Earth Magic seems to be one of your most popular projects, but I absolutely love your other work as well (especially Subtle Bodies). If you had to represent yourself as an artist through only one piece or series, what would you present and why?
This is a great question, and I’m really not sure how to answer that. Obviously, I always think that my newest work is my best. I have a new series that I just started working on yesterday, and even though it hasn’t officially begun I am pretty sure that it is some of my most exciting work.
At my core, I identify myself as a black and white photographer. That’s what I really know, and where a lot of my strengths lie. If I meet someone new and (without knowing anything about me or having seen my work before) they ask what I do, I tend to say, “I work with a lot of old photographic processes.” So in that way the Earth Magic series touches on that.
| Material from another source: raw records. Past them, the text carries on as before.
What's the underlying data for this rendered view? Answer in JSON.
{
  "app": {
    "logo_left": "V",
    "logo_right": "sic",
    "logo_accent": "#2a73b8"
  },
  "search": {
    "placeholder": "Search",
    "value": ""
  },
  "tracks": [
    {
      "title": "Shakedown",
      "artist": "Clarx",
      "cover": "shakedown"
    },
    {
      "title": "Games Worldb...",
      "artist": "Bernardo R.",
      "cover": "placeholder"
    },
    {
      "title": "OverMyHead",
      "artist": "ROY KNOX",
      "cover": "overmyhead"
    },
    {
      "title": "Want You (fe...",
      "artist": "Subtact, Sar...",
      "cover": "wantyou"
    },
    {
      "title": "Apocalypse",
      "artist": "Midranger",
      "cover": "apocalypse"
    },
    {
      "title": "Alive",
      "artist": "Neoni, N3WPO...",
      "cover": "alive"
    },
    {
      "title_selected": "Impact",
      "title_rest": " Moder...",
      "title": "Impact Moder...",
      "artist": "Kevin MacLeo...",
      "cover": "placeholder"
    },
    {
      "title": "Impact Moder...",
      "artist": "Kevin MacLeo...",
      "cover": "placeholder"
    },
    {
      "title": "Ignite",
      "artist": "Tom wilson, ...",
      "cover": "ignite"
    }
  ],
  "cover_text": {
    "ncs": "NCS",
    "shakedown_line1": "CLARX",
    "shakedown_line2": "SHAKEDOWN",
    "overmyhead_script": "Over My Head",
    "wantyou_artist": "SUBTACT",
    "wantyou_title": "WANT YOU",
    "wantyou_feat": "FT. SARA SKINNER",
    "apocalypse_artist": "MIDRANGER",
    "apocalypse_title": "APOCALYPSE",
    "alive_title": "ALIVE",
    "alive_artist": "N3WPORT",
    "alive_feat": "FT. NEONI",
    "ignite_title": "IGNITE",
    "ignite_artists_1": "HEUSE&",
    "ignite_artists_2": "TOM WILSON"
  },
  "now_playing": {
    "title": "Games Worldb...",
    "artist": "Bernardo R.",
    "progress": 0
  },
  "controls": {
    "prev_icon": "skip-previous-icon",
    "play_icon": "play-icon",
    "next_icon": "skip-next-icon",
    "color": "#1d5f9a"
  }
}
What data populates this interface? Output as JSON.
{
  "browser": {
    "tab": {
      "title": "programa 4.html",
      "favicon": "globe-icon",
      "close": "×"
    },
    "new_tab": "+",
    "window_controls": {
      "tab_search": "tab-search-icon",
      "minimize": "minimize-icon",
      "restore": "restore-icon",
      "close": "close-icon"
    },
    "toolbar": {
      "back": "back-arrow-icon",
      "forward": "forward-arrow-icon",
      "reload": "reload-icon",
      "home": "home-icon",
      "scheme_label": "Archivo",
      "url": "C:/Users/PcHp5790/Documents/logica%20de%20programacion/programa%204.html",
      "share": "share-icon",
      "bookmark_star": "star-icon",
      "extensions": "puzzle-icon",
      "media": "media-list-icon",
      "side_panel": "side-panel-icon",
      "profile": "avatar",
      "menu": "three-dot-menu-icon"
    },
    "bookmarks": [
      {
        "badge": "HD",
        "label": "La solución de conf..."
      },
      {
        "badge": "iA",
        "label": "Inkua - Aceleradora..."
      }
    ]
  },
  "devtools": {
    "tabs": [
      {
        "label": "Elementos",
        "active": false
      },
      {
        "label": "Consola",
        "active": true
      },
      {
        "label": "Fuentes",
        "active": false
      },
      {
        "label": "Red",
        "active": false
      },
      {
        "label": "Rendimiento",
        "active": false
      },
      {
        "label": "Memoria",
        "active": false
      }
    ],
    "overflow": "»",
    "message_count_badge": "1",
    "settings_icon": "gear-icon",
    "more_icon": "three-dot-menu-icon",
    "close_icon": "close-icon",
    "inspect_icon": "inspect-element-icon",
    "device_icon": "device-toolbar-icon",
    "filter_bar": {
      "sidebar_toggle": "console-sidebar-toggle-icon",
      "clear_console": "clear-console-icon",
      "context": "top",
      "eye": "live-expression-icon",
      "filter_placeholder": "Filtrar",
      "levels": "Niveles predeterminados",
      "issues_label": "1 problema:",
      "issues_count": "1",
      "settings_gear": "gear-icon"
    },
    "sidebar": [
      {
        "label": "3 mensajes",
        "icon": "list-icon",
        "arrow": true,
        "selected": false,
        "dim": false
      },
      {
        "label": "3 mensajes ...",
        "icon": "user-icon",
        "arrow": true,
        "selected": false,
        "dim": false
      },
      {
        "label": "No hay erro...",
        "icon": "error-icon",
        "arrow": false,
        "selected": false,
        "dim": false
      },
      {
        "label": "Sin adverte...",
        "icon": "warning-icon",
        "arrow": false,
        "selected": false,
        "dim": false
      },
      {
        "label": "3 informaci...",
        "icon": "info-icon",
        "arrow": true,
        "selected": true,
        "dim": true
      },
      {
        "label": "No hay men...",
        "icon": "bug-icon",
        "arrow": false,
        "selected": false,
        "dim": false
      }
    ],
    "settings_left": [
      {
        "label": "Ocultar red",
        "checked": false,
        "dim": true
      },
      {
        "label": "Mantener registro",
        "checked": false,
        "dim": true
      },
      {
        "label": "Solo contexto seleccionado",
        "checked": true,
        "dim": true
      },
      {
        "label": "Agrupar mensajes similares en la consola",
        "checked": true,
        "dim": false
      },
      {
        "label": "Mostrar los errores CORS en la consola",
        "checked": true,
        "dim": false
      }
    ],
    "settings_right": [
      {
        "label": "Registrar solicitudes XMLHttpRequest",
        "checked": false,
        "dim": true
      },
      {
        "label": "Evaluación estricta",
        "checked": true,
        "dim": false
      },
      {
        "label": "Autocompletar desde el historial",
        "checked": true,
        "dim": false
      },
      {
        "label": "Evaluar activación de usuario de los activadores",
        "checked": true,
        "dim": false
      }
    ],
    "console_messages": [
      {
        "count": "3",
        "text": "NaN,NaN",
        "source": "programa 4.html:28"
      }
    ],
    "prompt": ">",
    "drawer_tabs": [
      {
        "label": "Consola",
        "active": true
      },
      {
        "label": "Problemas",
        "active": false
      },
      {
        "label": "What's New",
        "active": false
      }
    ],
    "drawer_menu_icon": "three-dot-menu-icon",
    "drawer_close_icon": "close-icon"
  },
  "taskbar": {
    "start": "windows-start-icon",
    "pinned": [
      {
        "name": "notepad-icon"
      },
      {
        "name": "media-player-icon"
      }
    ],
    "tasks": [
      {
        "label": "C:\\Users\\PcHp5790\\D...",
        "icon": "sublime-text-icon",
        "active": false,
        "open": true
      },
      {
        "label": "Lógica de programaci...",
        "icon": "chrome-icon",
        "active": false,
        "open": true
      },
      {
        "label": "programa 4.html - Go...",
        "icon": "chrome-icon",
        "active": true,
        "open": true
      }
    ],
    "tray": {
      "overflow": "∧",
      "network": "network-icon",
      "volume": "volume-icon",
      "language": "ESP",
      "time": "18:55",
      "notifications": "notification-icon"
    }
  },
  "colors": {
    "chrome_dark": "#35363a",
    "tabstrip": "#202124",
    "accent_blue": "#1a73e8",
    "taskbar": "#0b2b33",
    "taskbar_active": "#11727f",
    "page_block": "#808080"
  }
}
In other ways, Symbiosis was a real turning point for me. That series defines a moment where I was able to tie together different concepts very neatly for the first time. It is a series of images that ties together alchemical symbolism, and my feelings about falling in love and getting married, all in a neat little package. A lot of people still know me by that series – I think it really struck a nerve on a lot of different levels.
You mentioned Subtle Bodies, a series that I’ve been exploring in different ways for at least seven years now. I’ve been doing a lot more with that series lately, and in description probably sum up my art practice better than any other does. Using analog photographic media, exploring historical approaches in esoteric photography in reference to my own personal life.
What is next for you, Rik? New projects/gallery shows/another book, perhaps?
I don’t currently have any exhibitions planned. I’ve been working on several new projects, most of which I don’t want to share too much about quite yet. I’ve been working on my Subtle Bodies series a lot, experimenting with new approaches to historical esoteric photography practices. I’m at different stages of a couple of photo-based mixed media projects. I’m still working on some Earth Magic related imagery, but it’s not a priority. I’m juggling a lot of new things right now, so most of my time has been dedicated to making headway with those.
I’ve also just recently started a new video series. I realized that people were asking me questions about some of my influences – the history of spirit photography, thought photography. People seem to be getting more interested in this now. So I’ve started a video series on YouTube called Spectralities, where I discuss the history of these practices and tie it together with art history and some of the cultural advances that play into these practices of technical innovation, cultural shifts, religious movements, and occult movements.